Can't get the text separated by words when I'm doing data cleaning in NLP

23 views Asked by At

I'm trying to do an exercise of NLP in Kaggle and when I'm doing the data cleaning of the text that I have to use to predict the output I can't get it to be separated by words, instead I get one sentence with all the words attached.

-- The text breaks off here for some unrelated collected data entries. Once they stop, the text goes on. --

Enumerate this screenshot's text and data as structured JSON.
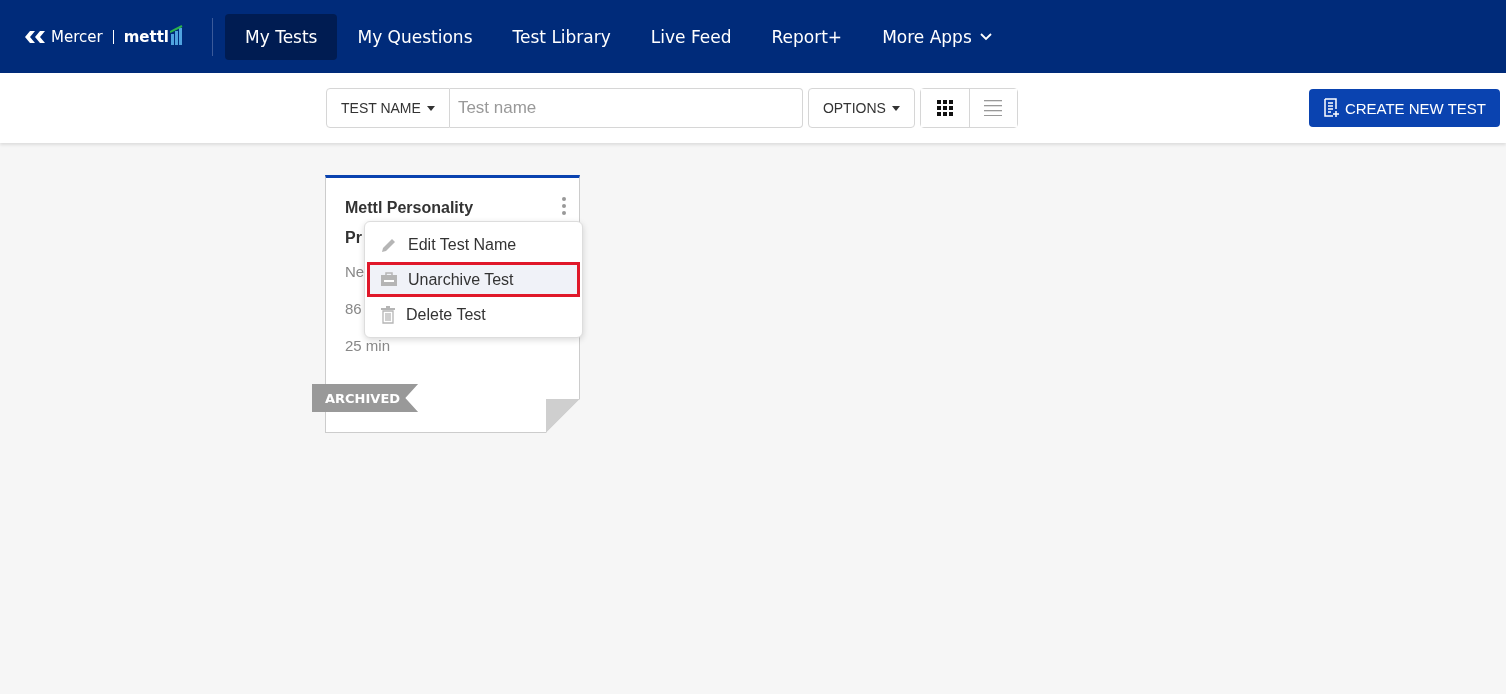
{
  "header": {
    "logo": {
      "brand": "Mercer",
      "product": "mettl"
    },
    "nav": [
      {
        "label": "My Tests",
        "selected": true,
        "dropdown": false
      },
      {
        "label": "My Questions",
        "selected": false,
        "dropdown": false
      },
      {
        "label": "Test Library",
        "selected": false,
        "dropdown": false
      },
      {
        "label": "Live Feed",
        "selected": false,
        "dropdown": false
      },
      {
        "label": "Report+",
        "selected": false,
        "dropdown": false
      },
      {
        "label": "More Apps",
        "selected": false,
        "dropdown": true
      }
    ]
  },
  "toolbar": {
    "filter": "TEST NAME",
    "search": {
      "placeholder": "Test name"
    },
    "options": "OPTIONS",
    "views": [
      {
        "kind": "grid",
        "selected": true
      },
      {
        "kind": "list",
        "selected": false
      }
    ],
    "create_button": "CREATE NEW TEST"
  },
  "card": {
    "title_lines": [
      "Mettl Personality",
      "Pr"
    ],
    "details": [
      "Ne",
      "86",
      "25 min"
    ],
    "ribbon": "ARCHIVED",
    "menu": [
      {
        "kind": "edit",
        "label": "Edit Test Name",
        "selected": false
      },
      {
        "kind": "unarchive",
        "label": "Unarchive Test",
        "selected": true
      },
      {
        "kind": "delete",
        "label": "Delete Test",
        "selected": false
      }
    ]
  }
}
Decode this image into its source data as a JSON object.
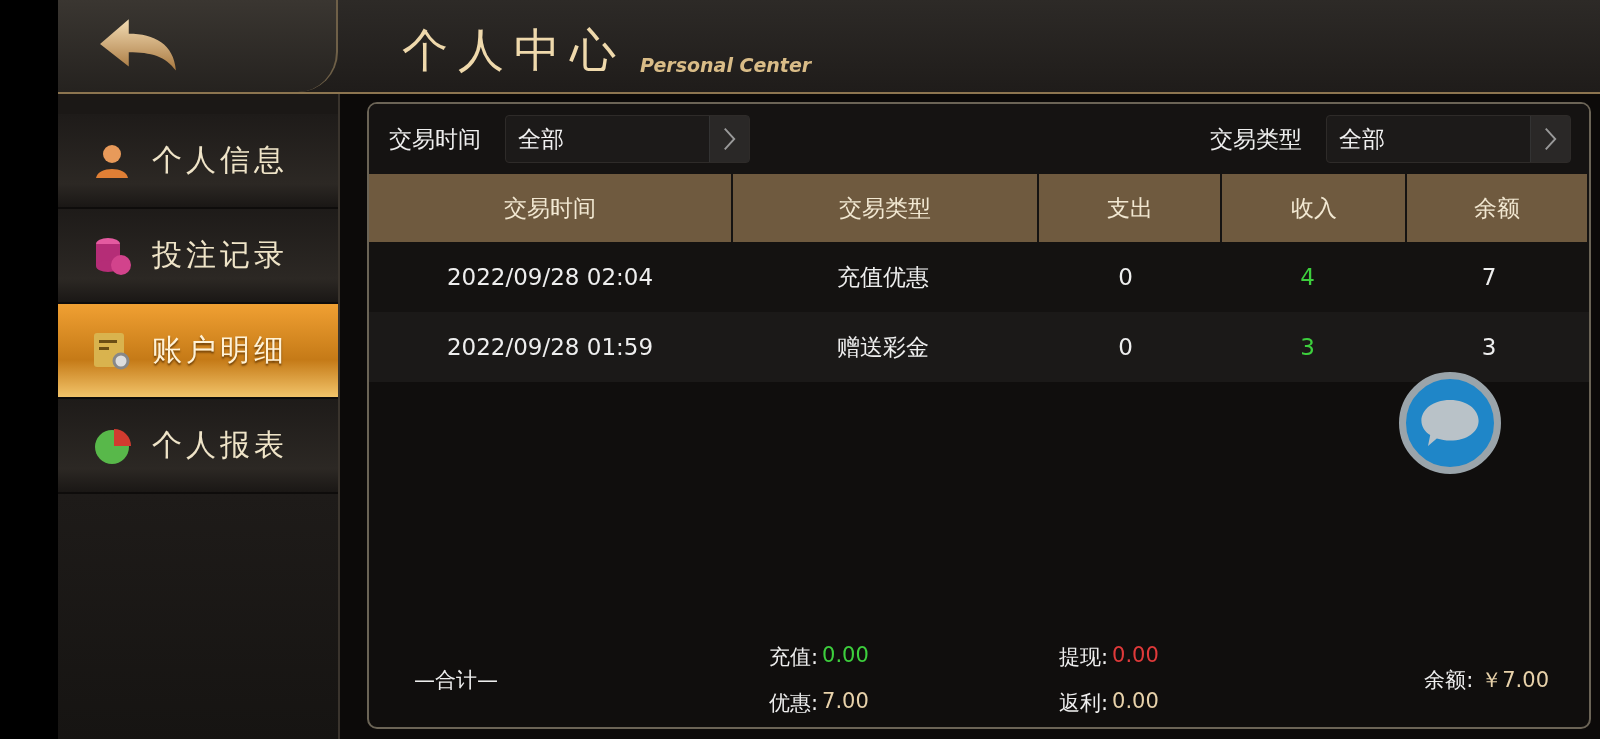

This is my text_cleaner function:

def text_cleaner(text):
    text = str(text).lower() #lowercase
    text = re.sub('\d+', '', text) #remove numbers
    text = re.sub('\[.*?\]','', text) #remove html tags
    text = re.sub(r'https?://\S+|www\.\S+','',text) #remove url
    text = re.sub(r'\bhtml\b', '', text) #remove html word
    
    text = re.sub(r'['
                           u'\U0001F600-\U0001F64F'  # emoticons
                           u'\U0001F300-\U0001F5FF'  # symbols & pictographs
                           u'\U0001F680-\U0001F6FF'  # transport & map symbols
                           u'\U0001F1E0-\U0001F1FF'  # flags (iOS)
                           u'\U00002702-\U000027B0' 
                           u'\U000024C2-\U0001F251'  #removes emojis
                           ']+', '',text)
    text = re.sub('[%s]' % re.escape(string.punctuation), '', text) #removes punctuation
    text = re.sub('[^a-z]','',text) #removes non-alphabeticals
    text = text.replace('#', '')
    text = text.replace('@', '')
    text = stop_words(text)
    
    return text

def stop_words(text):
    lem = WordNetLemmatizer()
    stop = set(stopwords.words('english'))
    stop.remove('not')
    punctuation = list(string.punctuation)
    stop.update(punctuation)
    
    text =text.split()
    text= [lem.lemmatize(word) for word in text if word not in stop]
    text = ' '.join(text)
    
    return text

And this is the result that I got:

ourdeedsarethereasonofthisearthquakemayallahfo...

instead of:

deed reason earthquake may allah forgive u...

Thanks!

1

There are 1 answers

0
ewz93 On BEST ANSWER

This line text = re.sub('[^a-z]','',text) #removes non-alphabeticals will remove everything except the lowercase characters a to z, including whitespaces.

If you replace it with re.sub('[^a-z ]','',text), so "remove everything except a to z or spaces", it should work.

Also all of this:

text = re.sub(r'['
                           u'\U0001F600-\U0001F64F'  # emoticons
                           u'\U0001F300-\U0001F5FF'  # symbols & pictographs
                           u'\U0001F680-\U0001F6FF'  # transport & map symbols
                           u'\U0001F1E0-\U0001F1FF'  # flags (iOS)
                           u'\U00002702-\U000027B0' 
                           u'\U000024C2-\U0001F251'  #removes emojis
                           ']+', '',text)
text = re.sub('[%s]' % re.escape(string.punctuation), '', text) #removes punctuation

and this:

text = text.replace('#', '')
text = text.replace('@', '')

will not do anything as all these lines do is removing certain single characters, but all of these characters are already removed by this re.sub('[^a-z ]','',text).